The "he's going to New York!" crowd insists that if the title is won, it gives LBJ the perfect out to come to New York. "Hey, I've accomplished all I could in Cleveland and now I can move on to the next chapter of my life," goes the thinking among this crowd.

I'm siding firmly with the "he's staying in Cleveland!" crowd for a number of reasons often not mentioned. Consider ...

... when billionaire Dan Gilbert purchased the Cavaliers in 2005 during LeBron's sophomore season, he paid $375 million for a franchise valued at $258 million before LeBron was a rookie.  The franchise is allegedly worth $476 million today and will go up even further if LeBron stays.  There's no way a businessman as shrewd and calculating as Gilbert lets LeBron walk now. 

... speaking of shrewd and calculating, in 2009 Gilbert astutely brought in a Chinese investment team that specializes in sports marketing to purchase a 15-percent stake in the Cavaliers. On a number of occasions, LeBron has publicly stated his desires to be the biggest thing in China since the Ming Dynasty, and in theory this investment group can get him there. Simply put, when you're purchasing 15 percent of the Cavaliers you're purchasing 15 percent of LeBron James, Inc. These guys aren't letting him walk either.

... as noted above, Cavaliers GM Danny Ferry has assembled a roster that could not only win this year's NBA championship, but several more if LeBron is smart enough to stick around. And after watching Cavaliers center Shaquille O'Neal's rendition of "Jessie's Girl" alongside two bizarre puppets, is there any dispute as to who the most fun teammate in the NBA is?

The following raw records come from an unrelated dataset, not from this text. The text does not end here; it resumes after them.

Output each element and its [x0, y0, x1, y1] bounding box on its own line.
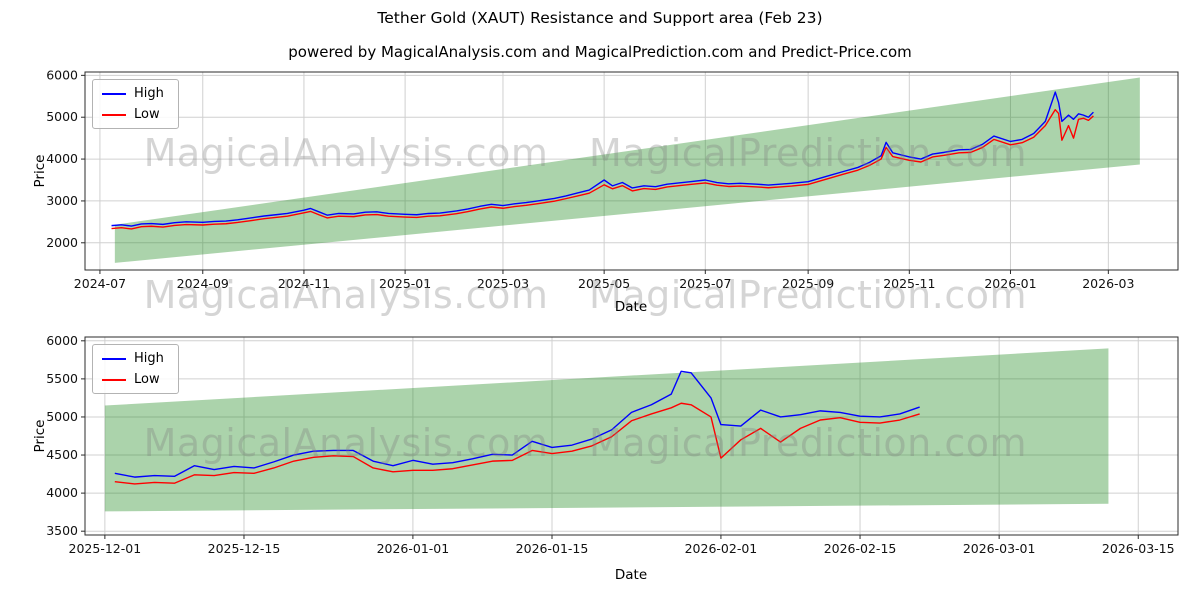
legend-item-high: High	[102, 351, 164, 366]
x-tick-label: 2024-11	[278, 276, 330, 291]
axes-frame	[84, 336, 1179, 536]
x-tick-label: 2026-03	[1082, 276, 1134, 291]
low-line-swatch	[102, 378, 126, 381]
x-tick-label: 2025-12-15	[208, 541, 281, 556]
legend-top-chart: High Low	[92, 79, 179, 129]
legend-label-low: Low	[134, 107, 160, 122]
y-tick-label: 2000	[46, 235, 78, 250]
legend-item-low: Low	[102, 107, 164, 122]
x-tick-label: 2025-12-01	[69, 541, 142, 556]
x-tick-label: 2025-09	[782, 276, 834, 291]
support-resistance-band	[114, 77, 1140, 263]
x-tick-label: 2026-03-01	[963, 541, 1036, 556]
figure-subtitle: powered by MagicalAnalysis.com and Magic…	[288, 43, 912, 61]
legend-item-low: Low	[102, 372, 164, 387]
y-tick-label: 4500	[46, 447, 78, 462]
y-axis-label-top-chart: Price	[32, 154, 48, 188]
x-tick-label: 2026-01-01	[377, 541, 450, 556]
y-tick-label: 5000	[46, 109, 78, 124]
x-tick-label: 2024-09	[177, 276, 229, 291]
x-tick-label: 2025-03	[477, 276, 529, 291]
low-line-swatch	[102, 113, 126, 116]
legend-item-high: High	[102, 86, 164, 101]
y-tick-label: 3500	[46, 523, 78, 538]
figure-title: Tether Gold (XAUT) Resistance and Suppor…	[377, 9, 823, 27]
low-line	[114, 402, 920, 485]
x-tick-label: 2025-05	[578, 276, 630, 291]
high-line-swatch	[102, 92, 126, 95]
high-line	[111, 91, 1094, 227]
low-line	[111, 108, 1094, 230]
x-tick-label: 2025-07	[679, 276, 731, 291]
y-tick-label: 5500	[46, 371, 78, 386]
high-line-swatch	[102, 357, 126, 360]
x-tick-label: 2025-01	[379, 276, 431, 291]
y-tick-label: 6000	[46, 67, 78, 82]
x-tick-label: 2024-07	[74, 276, 126, 291]
y-axis-label-bottom-chart: Price	[32, 419, 48, 453]
x-tick-label: 2026-01	[984, 276, 1036, 291]
legend-label-high: High	[134, 86, 164, 101]
chart-2-plot: 2025-12-01 2025-12-15 2026-01-01 2026-01-15…	[46, 333, 1179, 556]
y-tick-label: 3000	[46, 193, 78, 208]
y-tick-label: 5000	[46, 409, 78, 424]
x-axis-label-bottom-chart: Date	[614, 567, 648, 583]
x-tick-label: 2026-03-15	[1102, 541, 1175, 556]
chart-1-plot: 2024-07 2024-09 2024-11 2025-01 2025-03 2025-…	[46, 67, 1179, 291]
x-tick-label: 2025-11	[883, 276, 935, 291]
legend-label-high: High	[134, 351, 164, 366]
axes-frame	[84, 71, 1179, 271]
x-axis-label-top-chart: Date	[614, 299, 648, 315]
support-resistance-band	[104, 348, 1109, 512]
y-tick-label: 4000	[46, 151, 78, 166]
high-line	[114, 370, 920, 478]
legend-label-low: Low	[134, 372, 160, 387]
legend-bottom-chart: High Low	[92, 344, 179, 394]
y-tick-label: 4000	[46, 485, 78, 500]
x-tick-label: 2026-02-15	[824, 541, 897, 556]
y-tick-label: 6000	[46, 333, 78, 348]
x-tick-label: 2026-02-01	[685, 541, 758, 556]
x-tick-label: 2026-01-15	[516, 541, 589, 556]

... in pure basketball terms, the Knicks have done a horrible job making New York a desirable place to play. Picking up after Isiah Thomas and Scott Layden's mess may be the equivalent of taking over the presidency after eight years of George W. Bush. But current Knicks president Donnie Walsh - who had no margin of error to begin with - has made a number of blunders that may have made the Knicks worse off than before. In 2008, Walsh passed over Brook Lopez and Eric Gordon in favor of Knicks coach Mike D'Antoni's Italian friend's son Danilo Gallinari. And more sinful, in 2009 Walsh passed over Brandon Jennings in favor of Jordan Hill ... whom he traded soon thereafter in the Tracy McGrady deal, which will cost the Knicks their high 2011 first-round pick and their 2012 first round pick unless they are in the top five. Throw in the fact that the Knicks don't have their own lottery pick this year (thank you, Scott Layden) and the only players guaranteed to be on their roster next season are Eddy Curry, Gallinari, Wilson Chandler and Toney Douglas. The best LeBron could do is guarantee a playoff spot.

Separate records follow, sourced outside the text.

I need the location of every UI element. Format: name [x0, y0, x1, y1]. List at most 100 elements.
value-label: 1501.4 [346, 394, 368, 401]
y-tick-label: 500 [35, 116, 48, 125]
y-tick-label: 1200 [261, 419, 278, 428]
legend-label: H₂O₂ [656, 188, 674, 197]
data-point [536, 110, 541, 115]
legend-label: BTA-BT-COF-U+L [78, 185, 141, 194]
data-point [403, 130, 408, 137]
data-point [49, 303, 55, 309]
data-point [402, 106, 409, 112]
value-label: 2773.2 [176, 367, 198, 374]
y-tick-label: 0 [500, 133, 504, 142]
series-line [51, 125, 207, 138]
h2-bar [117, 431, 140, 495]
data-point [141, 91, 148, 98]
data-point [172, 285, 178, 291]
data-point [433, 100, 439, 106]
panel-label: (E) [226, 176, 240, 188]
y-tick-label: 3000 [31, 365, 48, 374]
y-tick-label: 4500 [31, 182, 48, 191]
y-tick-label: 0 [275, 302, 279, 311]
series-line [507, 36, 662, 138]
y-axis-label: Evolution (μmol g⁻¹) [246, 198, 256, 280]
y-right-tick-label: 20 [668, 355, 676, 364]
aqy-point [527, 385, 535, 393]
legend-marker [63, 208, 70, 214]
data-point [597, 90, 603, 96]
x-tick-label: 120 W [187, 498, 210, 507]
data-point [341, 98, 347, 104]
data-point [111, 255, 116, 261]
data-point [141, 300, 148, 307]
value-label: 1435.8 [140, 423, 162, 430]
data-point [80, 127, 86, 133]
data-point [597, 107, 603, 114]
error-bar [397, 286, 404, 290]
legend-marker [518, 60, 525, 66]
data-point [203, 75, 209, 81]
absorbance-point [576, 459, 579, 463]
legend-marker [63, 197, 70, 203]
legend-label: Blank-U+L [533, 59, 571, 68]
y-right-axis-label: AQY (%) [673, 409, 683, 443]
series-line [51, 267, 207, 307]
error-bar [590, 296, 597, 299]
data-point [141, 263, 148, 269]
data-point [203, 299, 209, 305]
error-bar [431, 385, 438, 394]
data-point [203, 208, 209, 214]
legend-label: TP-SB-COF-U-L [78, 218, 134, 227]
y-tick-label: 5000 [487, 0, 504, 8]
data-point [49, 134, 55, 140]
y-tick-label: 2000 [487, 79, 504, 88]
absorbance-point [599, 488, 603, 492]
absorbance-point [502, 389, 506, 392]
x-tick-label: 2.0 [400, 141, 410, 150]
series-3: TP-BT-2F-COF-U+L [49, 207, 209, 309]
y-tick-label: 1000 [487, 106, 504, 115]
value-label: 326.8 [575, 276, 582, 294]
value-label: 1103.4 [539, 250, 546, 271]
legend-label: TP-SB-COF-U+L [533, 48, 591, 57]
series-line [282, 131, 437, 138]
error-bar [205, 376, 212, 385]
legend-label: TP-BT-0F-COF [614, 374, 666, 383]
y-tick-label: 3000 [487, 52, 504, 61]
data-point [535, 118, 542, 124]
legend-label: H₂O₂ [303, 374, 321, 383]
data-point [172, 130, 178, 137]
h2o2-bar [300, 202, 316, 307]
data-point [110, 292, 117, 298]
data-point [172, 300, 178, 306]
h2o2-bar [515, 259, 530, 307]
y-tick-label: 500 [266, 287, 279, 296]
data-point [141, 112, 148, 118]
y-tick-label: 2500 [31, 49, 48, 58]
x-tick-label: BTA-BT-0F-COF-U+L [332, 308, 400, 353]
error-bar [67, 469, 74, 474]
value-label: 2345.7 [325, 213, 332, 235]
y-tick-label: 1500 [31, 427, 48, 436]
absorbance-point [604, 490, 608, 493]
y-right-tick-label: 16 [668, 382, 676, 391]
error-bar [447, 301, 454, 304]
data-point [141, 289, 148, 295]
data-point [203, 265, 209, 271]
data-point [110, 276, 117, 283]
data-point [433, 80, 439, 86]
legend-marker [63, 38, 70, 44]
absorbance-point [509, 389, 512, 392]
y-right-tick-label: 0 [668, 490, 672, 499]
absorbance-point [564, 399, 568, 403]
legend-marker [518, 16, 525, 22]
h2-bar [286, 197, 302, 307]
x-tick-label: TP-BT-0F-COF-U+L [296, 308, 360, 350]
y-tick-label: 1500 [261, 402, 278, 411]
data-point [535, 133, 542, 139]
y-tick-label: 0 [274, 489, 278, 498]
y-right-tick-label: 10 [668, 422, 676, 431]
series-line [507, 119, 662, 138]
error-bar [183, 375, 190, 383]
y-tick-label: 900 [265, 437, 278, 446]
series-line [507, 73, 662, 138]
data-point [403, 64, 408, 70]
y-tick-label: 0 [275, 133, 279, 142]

... the 12-win, about-to-play-in-Newark Nets are a much more appealing option if LeBron bails on Cleveland. The Nets have an All-Star caliber point guard in Devin Harris, a solid center in Lopez, potentially solid role players in Terrence Williams, Courtney Lee and Chris Douglas-Roberts, and their own lottery pick plus another first-rounder. Hey, it's the same media market as New York, too.

I get that New York is a much, much more appealing place to live in than Cleveland. Just ask Joakim Noah. And being a winner in New York has to feel better than being a winner anyplace else. But given the current state of the Knicks, LeBron would be better off signing a three-year deal with the Cavaliers, win a few more rings, and see if the Knicks are worth playing for when LeBron turns 29. 

Cleveland may never forgive LeBron for bailing on them, even if he wins a ring for the long suffering sports city. But they just might forgive him if wins three.